A Data-Driven Mixed Integer Nonlinear Programming Model for Cost-Optimal Scheduling of Perishable Production and Workforce Putri, Mimmy Sari Syah; Mawengkang, Herman; Suwilo, Saib; Tulus, Tulus
Journal of Applied Data Sciences Vol 6, No 4: December 2025
Publisher : Bright Publisher

Show Abstract | Download Original | Original Source | Check in Google Scholar | DOI: 10.47738/jads.v6i4.1019

Abstract

This study presents a data-driven, Mixed Integer Nonlinear Programming (MINLP) framework for optimizing the multi-period production scheduling of perishable products with integrated workforce planning.
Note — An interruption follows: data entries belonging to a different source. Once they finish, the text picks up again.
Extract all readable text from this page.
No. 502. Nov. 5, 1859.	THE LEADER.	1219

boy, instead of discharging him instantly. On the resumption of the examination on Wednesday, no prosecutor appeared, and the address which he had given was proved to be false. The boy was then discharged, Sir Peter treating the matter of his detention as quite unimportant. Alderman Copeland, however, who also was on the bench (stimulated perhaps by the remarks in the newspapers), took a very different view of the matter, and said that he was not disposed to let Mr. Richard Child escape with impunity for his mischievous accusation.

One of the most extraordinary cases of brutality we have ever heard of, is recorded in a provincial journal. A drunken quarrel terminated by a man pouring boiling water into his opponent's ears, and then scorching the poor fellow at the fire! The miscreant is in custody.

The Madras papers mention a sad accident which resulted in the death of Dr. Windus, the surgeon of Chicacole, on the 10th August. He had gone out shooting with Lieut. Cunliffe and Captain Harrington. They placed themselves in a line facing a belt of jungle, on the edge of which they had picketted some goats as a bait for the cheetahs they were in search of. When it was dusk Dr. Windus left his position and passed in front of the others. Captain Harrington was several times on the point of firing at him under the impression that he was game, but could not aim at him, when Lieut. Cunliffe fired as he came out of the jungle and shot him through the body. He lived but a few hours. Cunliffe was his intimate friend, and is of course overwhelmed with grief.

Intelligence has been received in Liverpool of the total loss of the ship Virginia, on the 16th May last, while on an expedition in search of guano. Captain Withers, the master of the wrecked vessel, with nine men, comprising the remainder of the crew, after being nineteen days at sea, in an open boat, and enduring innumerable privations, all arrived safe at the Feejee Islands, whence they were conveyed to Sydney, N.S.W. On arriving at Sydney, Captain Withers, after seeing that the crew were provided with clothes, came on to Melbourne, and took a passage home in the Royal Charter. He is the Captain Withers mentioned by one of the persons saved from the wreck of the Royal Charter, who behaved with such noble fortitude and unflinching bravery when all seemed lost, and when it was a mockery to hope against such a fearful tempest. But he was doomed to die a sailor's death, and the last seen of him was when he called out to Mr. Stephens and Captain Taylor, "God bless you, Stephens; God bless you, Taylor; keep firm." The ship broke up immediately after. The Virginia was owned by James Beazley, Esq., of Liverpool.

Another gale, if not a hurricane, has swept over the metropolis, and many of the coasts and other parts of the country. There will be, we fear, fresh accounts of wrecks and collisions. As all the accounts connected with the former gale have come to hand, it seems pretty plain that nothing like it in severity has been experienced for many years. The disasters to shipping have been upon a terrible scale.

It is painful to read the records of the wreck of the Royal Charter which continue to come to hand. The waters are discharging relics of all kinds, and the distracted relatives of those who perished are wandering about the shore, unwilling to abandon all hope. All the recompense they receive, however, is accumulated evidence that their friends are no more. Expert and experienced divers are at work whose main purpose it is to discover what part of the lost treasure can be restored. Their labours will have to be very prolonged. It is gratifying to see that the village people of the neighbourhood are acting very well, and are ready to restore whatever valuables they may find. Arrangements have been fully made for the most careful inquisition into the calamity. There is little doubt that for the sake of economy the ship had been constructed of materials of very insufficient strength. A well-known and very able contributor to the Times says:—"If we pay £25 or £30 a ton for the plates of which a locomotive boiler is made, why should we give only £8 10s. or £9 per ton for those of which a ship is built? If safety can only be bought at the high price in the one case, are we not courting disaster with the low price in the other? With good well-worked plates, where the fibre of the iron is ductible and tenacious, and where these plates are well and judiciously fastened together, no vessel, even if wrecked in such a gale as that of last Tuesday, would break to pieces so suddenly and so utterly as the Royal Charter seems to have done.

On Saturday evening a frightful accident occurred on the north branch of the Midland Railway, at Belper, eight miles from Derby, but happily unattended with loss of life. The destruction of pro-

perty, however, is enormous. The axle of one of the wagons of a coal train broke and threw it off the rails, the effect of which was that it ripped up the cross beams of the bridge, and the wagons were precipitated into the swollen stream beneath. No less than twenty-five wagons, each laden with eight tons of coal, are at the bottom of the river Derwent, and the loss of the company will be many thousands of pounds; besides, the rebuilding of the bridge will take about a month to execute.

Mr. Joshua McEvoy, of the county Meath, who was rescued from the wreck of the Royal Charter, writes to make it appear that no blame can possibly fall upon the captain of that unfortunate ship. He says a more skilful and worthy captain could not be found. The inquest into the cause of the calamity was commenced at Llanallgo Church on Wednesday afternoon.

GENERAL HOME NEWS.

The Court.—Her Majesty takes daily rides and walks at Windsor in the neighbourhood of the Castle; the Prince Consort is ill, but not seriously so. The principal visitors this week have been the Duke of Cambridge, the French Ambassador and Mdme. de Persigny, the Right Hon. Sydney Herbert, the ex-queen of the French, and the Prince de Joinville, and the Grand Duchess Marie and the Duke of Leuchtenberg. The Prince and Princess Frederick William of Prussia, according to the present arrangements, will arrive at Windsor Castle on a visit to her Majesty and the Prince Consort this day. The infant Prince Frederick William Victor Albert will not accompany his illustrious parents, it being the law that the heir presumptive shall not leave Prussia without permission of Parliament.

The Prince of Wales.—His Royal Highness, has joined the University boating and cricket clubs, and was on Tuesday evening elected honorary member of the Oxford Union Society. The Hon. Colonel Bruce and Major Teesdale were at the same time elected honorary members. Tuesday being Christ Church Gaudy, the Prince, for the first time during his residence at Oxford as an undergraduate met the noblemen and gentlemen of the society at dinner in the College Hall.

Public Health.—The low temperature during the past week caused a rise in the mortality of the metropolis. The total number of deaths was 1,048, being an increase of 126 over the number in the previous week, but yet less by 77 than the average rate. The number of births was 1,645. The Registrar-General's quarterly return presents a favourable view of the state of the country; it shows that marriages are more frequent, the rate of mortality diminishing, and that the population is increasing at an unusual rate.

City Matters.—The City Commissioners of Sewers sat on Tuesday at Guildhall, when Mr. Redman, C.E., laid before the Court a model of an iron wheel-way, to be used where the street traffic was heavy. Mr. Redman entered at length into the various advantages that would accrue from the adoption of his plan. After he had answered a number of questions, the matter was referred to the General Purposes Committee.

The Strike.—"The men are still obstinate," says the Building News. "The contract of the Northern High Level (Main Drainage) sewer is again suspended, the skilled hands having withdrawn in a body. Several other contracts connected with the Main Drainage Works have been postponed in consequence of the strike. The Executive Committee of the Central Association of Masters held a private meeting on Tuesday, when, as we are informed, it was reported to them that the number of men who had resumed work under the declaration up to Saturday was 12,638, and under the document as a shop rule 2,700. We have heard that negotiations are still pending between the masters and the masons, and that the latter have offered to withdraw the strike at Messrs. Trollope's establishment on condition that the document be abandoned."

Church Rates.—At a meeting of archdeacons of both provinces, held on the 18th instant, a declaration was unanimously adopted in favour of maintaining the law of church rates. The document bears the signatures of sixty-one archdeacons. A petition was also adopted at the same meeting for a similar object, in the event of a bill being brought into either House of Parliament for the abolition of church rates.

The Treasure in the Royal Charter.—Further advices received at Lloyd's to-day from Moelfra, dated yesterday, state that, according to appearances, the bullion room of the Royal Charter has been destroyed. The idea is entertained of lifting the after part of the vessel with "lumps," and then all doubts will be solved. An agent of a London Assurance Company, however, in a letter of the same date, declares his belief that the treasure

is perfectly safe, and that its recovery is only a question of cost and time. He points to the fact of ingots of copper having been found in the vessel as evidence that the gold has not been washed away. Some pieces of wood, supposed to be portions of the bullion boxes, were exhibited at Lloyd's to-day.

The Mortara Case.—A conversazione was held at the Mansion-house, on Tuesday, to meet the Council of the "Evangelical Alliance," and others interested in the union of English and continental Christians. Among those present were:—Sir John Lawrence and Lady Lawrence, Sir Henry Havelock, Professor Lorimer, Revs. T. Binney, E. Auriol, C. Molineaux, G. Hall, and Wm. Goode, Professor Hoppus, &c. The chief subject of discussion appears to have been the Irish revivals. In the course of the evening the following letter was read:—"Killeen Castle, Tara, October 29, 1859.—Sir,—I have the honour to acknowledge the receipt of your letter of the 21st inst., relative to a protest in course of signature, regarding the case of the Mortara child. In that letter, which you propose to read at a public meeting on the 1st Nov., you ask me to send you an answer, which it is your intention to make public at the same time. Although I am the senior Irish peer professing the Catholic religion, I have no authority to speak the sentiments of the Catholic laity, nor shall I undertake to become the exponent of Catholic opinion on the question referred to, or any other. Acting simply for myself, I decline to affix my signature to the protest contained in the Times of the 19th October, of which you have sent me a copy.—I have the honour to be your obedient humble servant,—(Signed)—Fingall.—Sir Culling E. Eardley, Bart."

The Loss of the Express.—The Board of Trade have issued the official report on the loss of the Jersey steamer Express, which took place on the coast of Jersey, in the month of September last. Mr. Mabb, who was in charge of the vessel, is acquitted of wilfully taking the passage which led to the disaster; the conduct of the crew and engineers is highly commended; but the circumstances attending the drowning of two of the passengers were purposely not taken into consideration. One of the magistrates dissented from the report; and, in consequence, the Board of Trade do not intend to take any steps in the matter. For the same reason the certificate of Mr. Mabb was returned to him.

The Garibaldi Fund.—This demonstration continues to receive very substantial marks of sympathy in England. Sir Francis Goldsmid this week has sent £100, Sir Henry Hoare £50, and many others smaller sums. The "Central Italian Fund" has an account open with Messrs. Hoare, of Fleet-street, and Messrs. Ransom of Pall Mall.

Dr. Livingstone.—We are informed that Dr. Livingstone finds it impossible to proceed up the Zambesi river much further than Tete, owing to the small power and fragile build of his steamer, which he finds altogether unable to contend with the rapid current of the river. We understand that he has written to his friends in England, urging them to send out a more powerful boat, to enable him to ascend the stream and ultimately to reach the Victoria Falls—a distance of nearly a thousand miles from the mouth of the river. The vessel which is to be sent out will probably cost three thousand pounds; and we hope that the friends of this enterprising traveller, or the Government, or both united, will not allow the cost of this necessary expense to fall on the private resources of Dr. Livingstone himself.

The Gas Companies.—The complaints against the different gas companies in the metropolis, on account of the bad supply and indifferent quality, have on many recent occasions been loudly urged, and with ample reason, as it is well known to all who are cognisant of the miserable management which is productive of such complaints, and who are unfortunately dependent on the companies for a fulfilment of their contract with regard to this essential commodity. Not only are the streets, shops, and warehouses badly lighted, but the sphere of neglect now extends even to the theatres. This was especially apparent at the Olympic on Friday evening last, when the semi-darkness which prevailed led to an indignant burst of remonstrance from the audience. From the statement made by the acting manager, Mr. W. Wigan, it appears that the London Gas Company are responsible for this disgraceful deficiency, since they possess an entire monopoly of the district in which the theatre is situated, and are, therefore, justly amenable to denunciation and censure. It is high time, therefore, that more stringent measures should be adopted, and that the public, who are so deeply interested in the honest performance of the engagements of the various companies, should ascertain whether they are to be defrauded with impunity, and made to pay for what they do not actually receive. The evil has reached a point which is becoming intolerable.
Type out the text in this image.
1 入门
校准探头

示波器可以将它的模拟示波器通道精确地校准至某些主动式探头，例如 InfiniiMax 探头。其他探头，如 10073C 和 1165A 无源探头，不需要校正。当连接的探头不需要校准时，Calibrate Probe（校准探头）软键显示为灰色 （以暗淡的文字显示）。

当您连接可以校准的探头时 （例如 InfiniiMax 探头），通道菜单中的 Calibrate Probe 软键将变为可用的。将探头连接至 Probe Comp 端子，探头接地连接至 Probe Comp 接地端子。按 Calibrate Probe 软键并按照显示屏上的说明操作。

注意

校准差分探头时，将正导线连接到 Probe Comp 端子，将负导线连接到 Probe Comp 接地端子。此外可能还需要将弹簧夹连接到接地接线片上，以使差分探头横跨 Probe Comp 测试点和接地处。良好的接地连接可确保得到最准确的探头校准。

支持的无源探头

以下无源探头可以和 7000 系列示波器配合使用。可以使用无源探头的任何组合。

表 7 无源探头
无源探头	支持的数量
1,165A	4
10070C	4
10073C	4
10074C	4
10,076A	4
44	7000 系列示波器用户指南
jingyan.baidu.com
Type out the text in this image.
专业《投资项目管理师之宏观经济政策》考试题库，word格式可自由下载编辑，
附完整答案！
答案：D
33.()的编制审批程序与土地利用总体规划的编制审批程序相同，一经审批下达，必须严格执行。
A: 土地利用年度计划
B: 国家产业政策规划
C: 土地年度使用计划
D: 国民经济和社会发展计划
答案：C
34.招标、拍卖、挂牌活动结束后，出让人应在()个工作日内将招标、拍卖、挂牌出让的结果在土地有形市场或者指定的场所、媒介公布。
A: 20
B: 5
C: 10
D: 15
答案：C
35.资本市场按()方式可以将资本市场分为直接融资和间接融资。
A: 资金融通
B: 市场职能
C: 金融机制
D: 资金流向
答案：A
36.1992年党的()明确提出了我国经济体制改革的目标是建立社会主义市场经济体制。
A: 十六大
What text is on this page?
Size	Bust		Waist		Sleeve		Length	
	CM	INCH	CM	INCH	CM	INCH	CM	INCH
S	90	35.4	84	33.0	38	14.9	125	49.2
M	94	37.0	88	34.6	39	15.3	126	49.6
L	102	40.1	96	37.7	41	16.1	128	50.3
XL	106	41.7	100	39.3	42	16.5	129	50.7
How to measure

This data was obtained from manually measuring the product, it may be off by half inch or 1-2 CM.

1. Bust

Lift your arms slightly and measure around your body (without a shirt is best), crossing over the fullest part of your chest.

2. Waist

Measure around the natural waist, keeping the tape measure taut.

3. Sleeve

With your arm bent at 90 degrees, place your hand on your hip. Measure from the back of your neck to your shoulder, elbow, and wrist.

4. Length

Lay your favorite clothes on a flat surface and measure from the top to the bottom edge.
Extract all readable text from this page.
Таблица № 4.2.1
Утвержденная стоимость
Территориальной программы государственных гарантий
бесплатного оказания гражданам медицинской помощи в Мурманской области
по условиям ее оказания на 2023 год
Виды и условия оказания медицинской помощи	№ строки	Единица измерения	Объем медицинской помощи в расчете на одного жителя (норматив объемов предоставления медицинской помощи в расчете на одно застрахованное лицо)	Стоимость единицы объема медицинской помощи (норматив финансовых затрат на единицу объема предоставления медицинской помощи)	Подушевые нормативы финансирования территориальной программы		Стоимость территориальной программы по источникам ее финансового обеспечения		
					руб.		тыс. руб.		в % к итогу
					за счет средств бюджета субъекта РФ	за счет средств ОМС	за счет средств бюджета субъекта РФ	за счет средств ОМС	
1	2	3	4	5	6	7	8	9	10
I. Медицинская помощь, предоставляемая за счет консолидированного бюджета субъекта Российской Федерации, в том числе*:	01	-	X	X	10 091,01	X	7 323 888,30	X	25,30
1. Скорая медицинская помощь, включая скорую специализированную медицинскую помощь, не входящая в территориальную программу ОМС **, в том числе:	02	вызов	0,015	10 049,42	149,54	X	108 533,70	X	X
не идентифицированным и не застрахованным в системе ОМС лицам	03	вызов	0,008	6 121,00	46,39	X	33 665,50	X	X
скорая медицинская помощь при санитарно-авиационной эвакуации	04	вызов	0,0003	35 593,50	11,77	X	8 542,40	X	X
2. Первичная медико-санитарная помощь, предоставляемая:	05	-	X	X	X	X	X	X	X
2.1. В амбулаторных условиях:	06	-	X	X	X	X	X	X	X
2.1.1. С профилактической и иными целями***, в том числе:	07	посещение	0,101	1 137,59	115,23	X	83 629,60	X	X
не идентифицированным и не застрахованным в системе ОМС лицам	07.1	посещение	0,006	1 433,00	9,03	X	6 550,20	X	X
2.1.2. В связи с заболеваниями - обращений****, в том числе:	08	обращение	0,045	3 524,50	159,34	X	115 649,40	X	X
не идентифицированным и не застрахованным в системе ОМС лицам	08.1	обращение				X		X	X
Its primary novelty is the holistic integration of a continuous exponential decay function for product deterioration with dynamic workforce planning, creating a unified model that optimizes production, inventory, and labor simultaneously. This approach addresses key challenges in perishable inventory systems by treating labor as a controllable resource rather than a fixed constraint. Mathematically, the model includes nonlinear inventory balance equations with decay terms and resource-dependent capacity constraints. The objective is to minimize total operational cost, comprising production, holding, and spoilage costs. Computational experiments, based on a realistic case study, demonstrate that the proposed model reduces total system cost by 6.2% and spoilage costs by 43.2% compared to a standard heuristic benchmark. The resulting production and labor schedules align closely with demand fluctuations, supporting both economic and operational efficiency. This unified framework advances the mathematical modeling of sustainable production planning and offers a practical tool for real-world industries such as food processing and pharmaceuticals.